In theory, all it takes is building a cone-like “chimney” between the graphene and nanotube to give heat a way to escape. That’s what Rice University theoretical physicist Boris Yakobson claims in a research paper published in the American Chemical Society’s Journal of Physical Chemistry C.

Graphene nanotubes, like carbon nanotubes, excel at rapidly transferring electricity and phonons — atoms or molecules in condensed matter that collectively behave in an excitation state to create physical properties like electrical conductivity. Both types of nanotubes consist of six-atom rings that form a chicken wire-like mesh, but when a nanotube is grown from the graphene itself, the atoms create a seven-sided heptagonal ring that’s excellent for storing hydrogen for energy applications but scatters phonons and restricts the release of heat.

Yakobson and his team discovered — by way of simulation — that removing atoms from specific points in the two-dimensional graphene base forces a cone to form between the graphene and the nanotube. The resulting geometric properties require the same number of total heptagons and leave a clear path for the dissipation of heat from nanoelectronics.

“Our interest in advancing new applications for low-dimensional carbon — fullerenes, nanotubes, and graphene — is broad,” Yakobson said. The “chimneys” may be used as building blocks to fill three-dimensional spaces with different designs, “creating anisotropic, non-uniform scaffolds with properties that none of the current bulk materials have. In this case, we studied a combination of nanotubes and graphene, connected by cones, motivated by seeing such shapes obtained in our colleagues’ experimental labs.”

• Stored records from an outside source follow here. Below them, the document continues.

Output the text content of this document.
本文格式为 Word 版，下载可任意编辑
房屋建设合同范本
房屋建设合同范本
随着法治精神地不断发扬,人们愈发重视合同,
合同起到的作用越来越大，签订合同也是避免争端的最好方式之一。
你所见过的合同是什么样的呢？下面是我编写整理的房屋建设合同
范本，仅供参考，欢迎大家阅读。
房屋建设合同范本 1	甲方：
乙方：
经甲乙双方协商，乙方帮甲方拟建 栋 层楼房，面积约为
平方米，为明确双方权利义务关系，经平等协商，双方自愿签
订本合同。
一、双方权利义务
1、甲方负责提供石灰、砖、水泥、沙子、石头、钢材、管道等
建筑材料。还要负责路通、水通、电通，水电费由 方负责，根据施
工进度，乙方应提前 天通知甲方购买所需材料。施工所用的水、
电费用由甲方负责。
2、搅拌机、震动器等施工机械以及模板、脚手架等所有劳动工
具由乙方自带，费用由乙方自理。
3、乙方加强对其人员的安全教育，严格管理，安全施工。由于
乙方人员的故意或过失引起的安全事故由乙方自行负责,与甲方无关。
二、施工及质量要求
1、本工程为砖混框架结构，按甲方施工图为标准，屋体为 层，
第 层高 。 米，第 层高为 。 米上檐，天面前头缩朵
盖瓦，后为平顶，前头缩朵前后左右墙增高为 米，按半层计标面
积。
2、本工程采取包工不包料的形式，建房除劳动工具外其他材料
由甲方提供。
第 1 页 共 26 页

The Rice team’s simulation tested phonon conduction using free-standing nanotubes, pillared graphene, and nano-chimneys with a cone radius of 20 or 40 angstroms. Each offered a different degree of conductivity. The pillar graphene was 20% less conductive than plain nanotubes, while the 20-angstrom nano-chimneys were as conductive as the plain nanotubes. The nano-chimney whose diameter measured 40 angstroms offered a 20% improvement over the nanotubes.

“The tunability of such structures is virtually limitless, stemming from the vast combinatorial possibilities of arranging the elementary modules,” said Alex Kutana, a Rice research scientist and co-author of the study. “The actual challenge is to find the most useful structures, given a vast number of possibilities, and then make them in the lab reliably.”